SPIRIT OF THE LIVING GOD

This verse is taken from:
2 Corinthians 3. 1-6
Thought of the day for:
13 September 2022

With what tremendous authority did those titanic men of God Elijah and Elisha stride into the presence of idolatrous kings of Israel with the words, ‘As the Lord God of Israel liveth, before whom I stand’ upon their lips. The gods of mankind, which are not real gods, are not living beings. They are figments of men’s imagination. Like the idols that represent them, ‘eyes have they, but they see not; they have ears, but they hear not; neither is there any breath in their mouths’, Ps. 135.16-17. Yet, ‘the Lord is the true God, he is the living God, and an everlasting king’, Jer. 10.10. He is no mere force; He is a spirit being who lives, moves, hears, sees, and understands all things.

Now we must not think that, when writing of the Spirit of the living God, Paul was speaking of the Father’s spirit. It is true that the Jews were monotheistic, believing in one God, not many, and affirming’the Lord our God is one Lord’, Mark 12. 29. Yet the Scripture reveals that, in this one true God, there are three equal persons, Father, Son and Holy Spirit. This was a truth, by and large, hidden in the Old Testament, but clearly revealed in the New. This is the self-same Spirit who brooded over the primeval waters in the beginning, Gen. 1. 2. And here our attention is drawn to the fact that, even in the Old Testament, God could say, ‘I will put my law in their inward parts and write it in their hearts’ and ‘I will put my spirit within you’, Jer. 31.33, Ezek. 36.27.

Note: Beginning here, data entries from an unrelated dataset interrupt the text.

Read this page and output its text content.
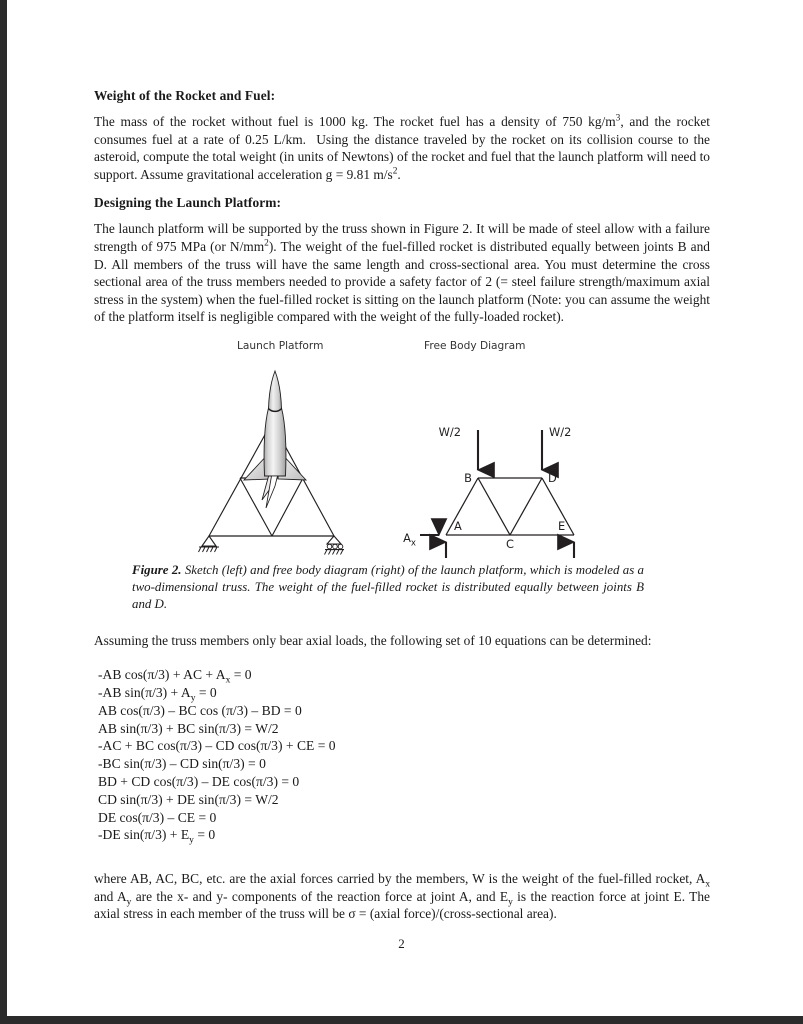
Weight of the Rocket and Fuel:

The mass of the rocket without fuel is 1000 kg. The rocket fuel has a density of 750 $kg/m^3$, and the rocket consumes fuel at a rate of 0.25 L/km.  Using the distance traveled by the rocket on its collision course to the asteroid, compute the total weight (in units of Newtons) of the rocket and fuel that the launch platform will need to support. Assume gravitational acceleration g = 9.81 $m/s^2$.

Designing the Launch Platform:

The launch platform will be supported by the truss shown in Figure 2. It will be made of steel allow with a failure strength of 975 MPa (or $N/mm^2$). The weight of the fuel-filled rocket is distributed equally between joints B and D. All members of the truss will have the same length and cross-sectional area. You must determine the cross sectional area of the truss members needed to provide a safety factor of 2 (= steel failure strength/maximum axial stress in the system) when the fuel-filled rocket is sitting on the launch platform (Note: you can assume the weight of the platform itself is negligible compared with the weight of the fully-loaded rocket).

Launch Platform	Free Body Diagram
W/2	W/2
B	D
A
C
E
$A_x$
Figure 2. Sketch (left) and free body diagram (right) of the launch platform, which is modeled as a two-dimensional truss. The weight of the fuel-filled rocket is distributed equally between joints B and D.

Assuming the truss members only bear axial loads, the following set of 10 equations can be determined:

-AB cos(π/3) + AC + $A_x = 0$
-AB $\sin(\pi/3) + A_y = 0$
AB cos(π/3) – BC cos (π/3) – BD = 0
AB sin(π/3) + BC sin(π/3) = W/2
-AC + BC cos(π/3) – CD cos(π/3) + CE = 0
-BC sin(π/3) – CD sin(π/3) = 0
BD + CD cos(π/3) – DE cos(π/3) = 0
CD sin(π/3) + DE sin(π/3) = W/2
DE cos(π/3) – CE = 0
-DE $\sin(\pi/3) + E_y = 0$

where AB, AC, BC, etc. are the axial forces carried by the members, W is the weight of the fuel-filled rocket, $A_x$ and $A_y$ are the x- and y- components of the reaction force at joint A, and $E_y$ is the reaction force at joint E. The axial stress in each member of the truss will be σ = (axial force)/(cross-sectional area).

2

Paul, writing to believers, many of whom had been brought to know the living God through his preaching, tells them that, unlike many strangers who visited them, he did not need any letter of commendation. They themselves were his letter, and they were a letter of commendation that was not written with the ink of a human pen but with the marks of the Spirit Himself. Moreover, they were not letters written on paper or stone but on human hearts. The Spirit had done His work of conviction and revelation, had brought them to new life in Christ, and had given them the inward desire to please God. Proof of this was to be found, ‘not in written characters but in human characters’, M. J. Harris. Could that be said of us?